I am confused. Jack, you said that you were flying to the US on the 28th, to see your son and tell him, but on the 29th you posted here that you didn't have the balls to tell your wife you wanted a divorce.

Are you now with your son? Are you trying to have that chat with him and tell him about your decision?

Eddiewasmyfavouritecharacter · 30/08/2020 08:34

Interesting ...

May I also add that I ended my marriage face to face eye to eye and thrashed it all out in therapy with my H. MN helped me a great deal & people on MN highlighted the controlling manipulative behaviour my H was exhibiting . But I still respected my H and had compassion for him. Yes, he behaved poorly but that’s not the sum of who he was.

The way a relationship ends can have life long consequences for a person ranging from PTSD To depression.

Jack has told us so very little so we don’t really know much about their relationship— he has told us more about the business than anything which is interesting.

Jack, I plead with you — unless you genuinely do fear for your safety look your wife in the eye and tell her. Talk, cry — do what ye need to do but don’t lower yourself by behaving poorly even though she has (the affair). In twenty years time, how would you like to look back on all of this?

Are you even still there?

The ‘what say you!’ seemed pretty glib considering it’s a 30 year marriage you’re ending. Maybe it’s just the impending relief? Who knows. You say so very little & meanwhile armchair psychologists are still deciding your wife is an abuser. Help us all!

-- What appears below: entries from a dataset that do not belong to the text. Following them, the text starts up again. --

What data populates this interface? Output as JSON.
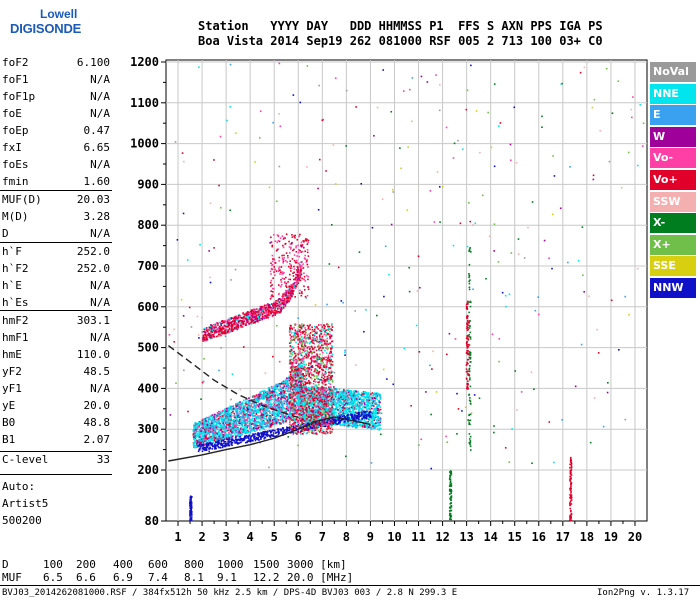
{
  "logo": {
    "line1": "Lowell",
    "line2": "DIGISONDE"
  },
  "header": {
    "row1": "Station   YYYY DAY   DDD HHMMSS P1  FFS S AXN PPS IGA PS",
    "row2": "Boa Vista 2014 Sep19 262 081000 RSF 005 2 713 100 03+ C0"
  },
  "params": [
    {
      "name": "foF2",
      "value": "6.100"
    },
    {
      "name": "foF1",
      "value": "N/A"
    },
    {
      "name": "foF1p",
      "value": "N/A"
    },
    {
      "name": "foE",
      "value": "N/A"
    },
    {
      "name": "foEp",
      "value": "0.47"
    },
    {
      "name": "fxI",
      "value": "6.65"
    },
    {
      "name": "foEs",
      "value": "N/A"
    },
    {
      "name": "fmin",
      "value": "1.60"
    },
    {
      "name": "MUF(D)",
      "value": "20.03"
    },
    {
      "name": "M(D)",
      "value": "3.28"
    },
    {
      "name": "D",
      "value": "N/A"
    },
    {
      "name": "h`F",
      "value": "252.0"
    },
    {
      "name": "h`F2",
      "value": "252.0"
    },
    {
      "name": "h`E",
      "value": "N/A"
    },
    {
      "name": "h`Es",
      "value": "N/A"
    },
    {
      "name": "hmF2",
      "value": "303.1"
    },
    {
      "name": "hmF1",
      "value": "N/A"
    },
    {
      "name": "hmE",
      "value": "110.0"
    },
    {
      "name": "yF2",
      "value": "48.5"
    },
    {
      "name": "yF1",
      "value": "N/A"
    },
    {
      "name": "yE",
      "value": "20.0"
    },
    {
      "name": "B0",
      "value": "48.8"
    },
    {
      "name": "B1",
      "value": "2.07"
    },
    {
      "name": "C-level",
      "value": "33"
    }
  ],
  "auto": {
    "line1": "Auto:",
    "line2": "Artist5",
    "line3": "500200"
  },
  "legend": [
    {
      "label": "NoVal",
      "color": "#9a9a9a"
    },
    {
      "label": "NNE",
      "color": "#00e5ee"
    },
    {
      "label": "E",
      "color": "#3aa0f0"
    },
    {
      "label": "W",
      "color": "#a0009a"
    },
    {
      "label": "Vo-",
      "color": "#ff3fa6"
    },
    {
      "label": "Vo+",
      "color": "#e0002a"
    },
    {
      "label": "SSW",
      "color": "#f4b0b0"
    },
    {
      "label": "X-",
      "color": "#007d1e"
    },
    {
      "label": "X+",
      "color": "#6fbf4a"
    },
    {
      "label": "SSE",
      "color": "#d8cf10"
    },
    {
      "label": "NNW",
      "color": "#1010c8"
    }
  ],
  "footer": {
    "d_label": "D",
    "d_values": [
      "100",
      "200",
      "400",
      "600",
      "800",
      "1000",
      "1500",
      "3000 [km]"
    ],
    "muf_label": "MUF",
    "muf_values": [
      "6.5",
      "6.6",
      "6.9",
      "7.4",
      "8.1",
      "9.1",
      "12.2",
      "20.0 [MHz]"
    ],
    "file_info": "BVJ03_2014262081000.RSF / 384fx512h 50 kHz 2.5 km / DPS-4D BVJ03 003 / 2.8 N 299.3 E",
    "version": "Ion2Png v. 1.3.17"
  },
  "chart_data": {
    "type": "scatter",
    "x_ticks": [
      1,
      2,
      3,
      4,
      5,
      6,
      7,
      8,
      9,
      10,
      11,
      12,
      13,
      14,
      15,
      16,
      17,
      18,
      19,
      20
    ],
    "y_ticks": [
      80,
      200,
      300,
      400,
      500,
      600,
      700,
      800,
      900,
      1000,
      1100,
      1200
    ],
    "xlim": [
      0.5,
      20.5
    ],
    "ylim": [
      200,
      1200
    ],
    "grid": true,
    "legend_position": "right",
    "clusters": [
      {
        "name": "F-trace O",
        "x_range": [
          1.6,
          6.2
        ],
        "y_base": [
          255,
          330
        ],
        "color": "#00e5ee"
      },
      {
        "name": "F-trace X",
        "x_range": [
          6.2,
          9.4
        ],
        "y_base": [
          330,
          390
        ],
        "color": "#00e5ee"
      },
      {
        "name": "second hop",
        "x_range": [
          2.0,
          6.0
        ],
        "y_base": [
          515,
          620
        ],
        "color": "#e0002a"
      },
      {
        "name": "spread",
        "x_range": [
          5.5,
          7.4
        ],
        "y_base": [
          280,
          560
        ],
        "color": "#e0002a"
      }
    ],
    "profile_curves": [
      {
        "name": "solid",
        "points": [
          [
            0.6,
            222
          ],
          [
            2,
            237
          ],
          [
            3,
            250
          ],
          [
            4,
            262
          ],
          [
            5,
            278
          ],
          [
            6,
            300
          ],
          [
            6.8,
            320
          ],
          [
            7.5,
            330
          ],
          [
            9,
            312
          ]
        ]
      },
      {
        "name": "dashed",
        "points": [
          [
            0.6,
            505
          ],
          [
            1.5,
            465
          ],
          [
            2.5,
            420
          ],
          [
            3.5,
            385
          ],
          [
            4.5,
            358
          ],
          [
            5.5,
            338
          ],
          [
            6.2,
            325
          ]
        ]
      }
    ]
  }
}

VivaMiltonKeynes · 30/08/2020 08:53

@Lifeisabeach09

Unless you fear for your safety, you really need to tell her face to face. I agree that it is spineless and disrespectful to walk out on a 30-year marriage with just a note. Yes, she may try to change your mind-only you can prevent her from doing so.
Totally agree . These men who do a runner are appalling .
goatsgalore · 30/08/2020 09:01

@VivaMiltonKeynes would you say the sam if the OP was a woman?

goatsgalore · 30/08/2020 09:02

Sorry @VivaMiltonKeynes I was supposed to tag @Lifeisabeach09

Eddiewasmyfavouritecharacter · 30/08/2020 09:05

@goatsgalore

I don’t think the gender matters here. We know so very little about their relationship & the OP doesn’t seem to be contributing to the thread much.

JulesCobb · 30/08/2020 09:12

How did last night go? Or are you still with your son?